Unruhen im Nahen Osten und Nordafrika führen zu einer großflächigen Vertreibung der dortigen Bevölkerung in Nachbarländer und zu Flüchtlingsströmen nach Europa.[ 1 ] Dies wird in Abbildung 1 veranschaulicht.
Abbildung 1: Asylerstanträge
Obwohl diverse Maßnahmen den Zustrom von Flüchtlingen im Jahr 2016 in die EU ein Stück weit eindämmten, bleiben die zugrundeliegenden Probleme bestehen und es besteht aus humanitären Gründen weiterhin Migrationsdruck nach Europa.
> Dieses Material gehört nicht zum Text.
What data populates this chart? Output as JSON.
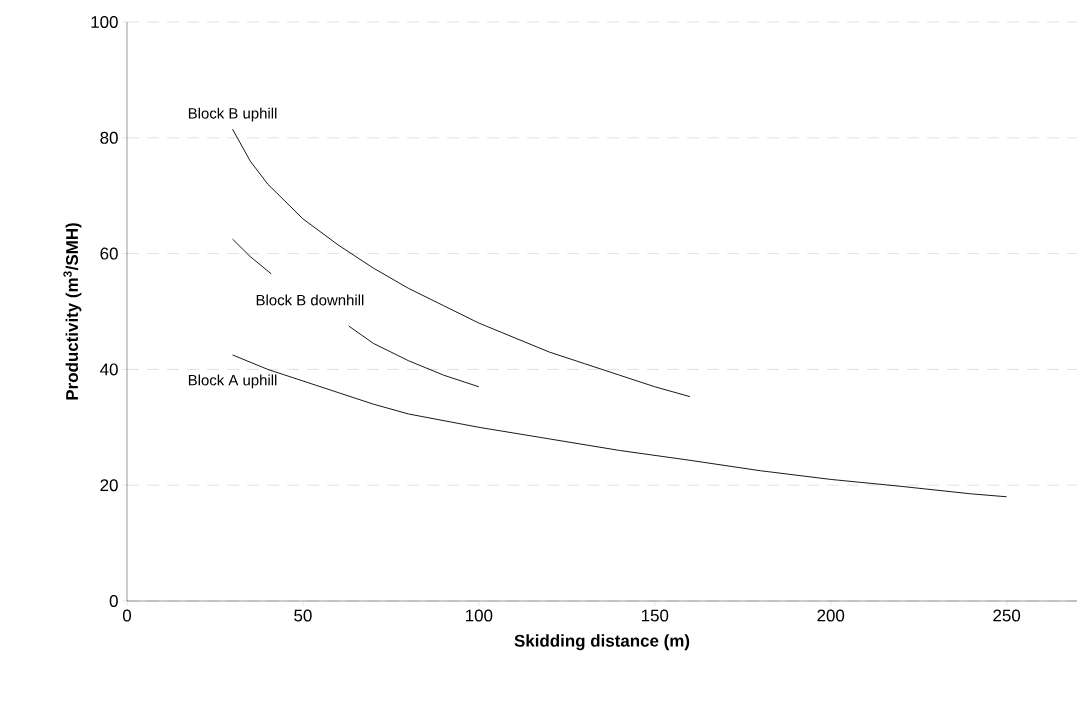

Die Anzahl der vertriebenen Menschen ist enorm und zeugt von schwerem menschlichem Leid. Bedauerlicherweise sind großflächige Vertreibungen von Menschen aufgrund von Kriegen und Naturkatastrophen regelmäßig in verschiedensten Teilen der Welt zu beobachten. Im europäischen Kontext ist hier der Bosnienkonflikt in den 1990er Jahren zu nennen. Aktuell scheint die Situation jedoch eine andere zu sein. Der Konflikt in Bosnien folgte dem Fall des Eisernen Vorhangs und wurde allgemein für ein europäisches Dilemma gehalten. Die gegenwärtigen Konflikte entstehen außerhalb von Europa, in Gesellschaften deren Kultur viel fremder ist. Aufgrund dessen ist es schwieriger zu argumentieren, dass diese Konflikte Angelegenheiten sind, um die sich in erster Linie Europa kümmern sollte. Darüber hinaus hat der gegenwärtige Flüchtlingsstrom – auch wenn er nach Zahlen noch mit dem Höhepunkt des Bosnienkonfliktes in den 1990ern vergleichbar ist – seinen Ursprung in vielen verschieden und zudem dicht bevölkerten Gebieten, was die Frage nach der Aufnahmekapazität aufwirft.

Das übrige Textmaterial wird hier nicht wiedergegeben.